Shepard talked about living your organization: loving what you do, embracing your style and uniqueness and surrounding yourself with people you can learn from and ones you can teach.
Pogue said not many people know what goes on off the soccer field, and that these sessions show the work the team puts in when nobody is watching.
“To be able to interact with them more often and get a chance to know them and them get a chance to know me, I think it opens up the dialogue and kind of humanizes everybody a little bit,” Pogue said. “And I think these are the kind of things that make us successful on the field.”
Woodfull believes the meetings are great for the new players because they are able to come in and see how the returning players act on the team.
“It kind of helps mold them into our team,” he said.
Fleece blankets
Feb. 28 was the first meeting after winter break, so instead of discussing the book, Pogue thought it would be a rewarding and fun idea to give back.
Oakland soccer alum Nicholas Kristock founded Fleece & Thank You, a non-profit that brightens up the days of sick children.
After spending nearly two years playing professional soccer in Australia, Kristock started the organization inspired by Sophie, a 4-year-old girl battling neuroblastoma who he met while volunteering in hospitals in Australia.
“I saw that maybe six out of 20 kids on a floor were getting blankets and 14 kids were having to watch six kids get blankets and say, ‘why don’t I get a blanket?’” Kristock said. “So I want to make sure that every kid gets a blanket every time.”
He said it’s pleasing seeing so many people wanting to help and volunteer, especially at his old stomping grounds. Popovic said it’s great the team was able to help out.
“It’s just always nice to do things like that because it just brings a smile to your face and you know it’s for people who need it,” he said.
Woodfull and Kristock were teammates before he moved to Australia in 2014.
“It’s great that [Kristock] is able to get us involved in it and it’s great that we can help out anyway we can,” Woodfull said.
Pogue jokingly said they are guys and they don’t really react to things like this.

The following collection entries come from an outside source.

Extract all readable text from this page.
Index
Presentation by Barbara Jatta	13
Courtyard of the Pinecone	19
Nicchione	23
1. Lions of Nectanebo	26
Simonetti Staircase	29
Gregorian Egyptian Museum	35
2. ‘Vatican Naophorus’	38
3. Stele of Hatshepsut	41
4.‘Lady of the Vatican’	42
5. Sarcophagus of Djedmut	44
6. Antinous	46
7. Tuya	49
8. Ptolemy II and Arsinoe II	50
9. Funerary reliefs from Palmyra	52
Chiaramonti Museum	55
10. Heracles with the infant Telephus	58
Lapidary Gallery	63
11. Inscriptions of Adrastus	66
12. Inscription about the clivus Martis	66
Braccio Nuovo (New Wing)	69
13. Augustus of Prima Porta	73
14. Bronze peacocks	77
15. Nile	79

But he said a person doesn’t fully appreciate the value of this service until they actually participate.
“I think it’s important for them to take their Sunday night to do something important like this,” Pogue said. “It means a lot to me, to the program, to each other and to the young children that get these [blankets].”
“It says a lot about people’s hearts,” Kristock said. “Love is a common thing no matter who you are, what color your skin is, [or your] religion. Everyone wants to love on other people and this is a really easy way to do it.”
Oakland’s next match is at 7 p.m. ET on Saturday, March 12 against Northwestern Ohio (NAIA) in the College Clash at the Legacy Center in Brighton, Mich.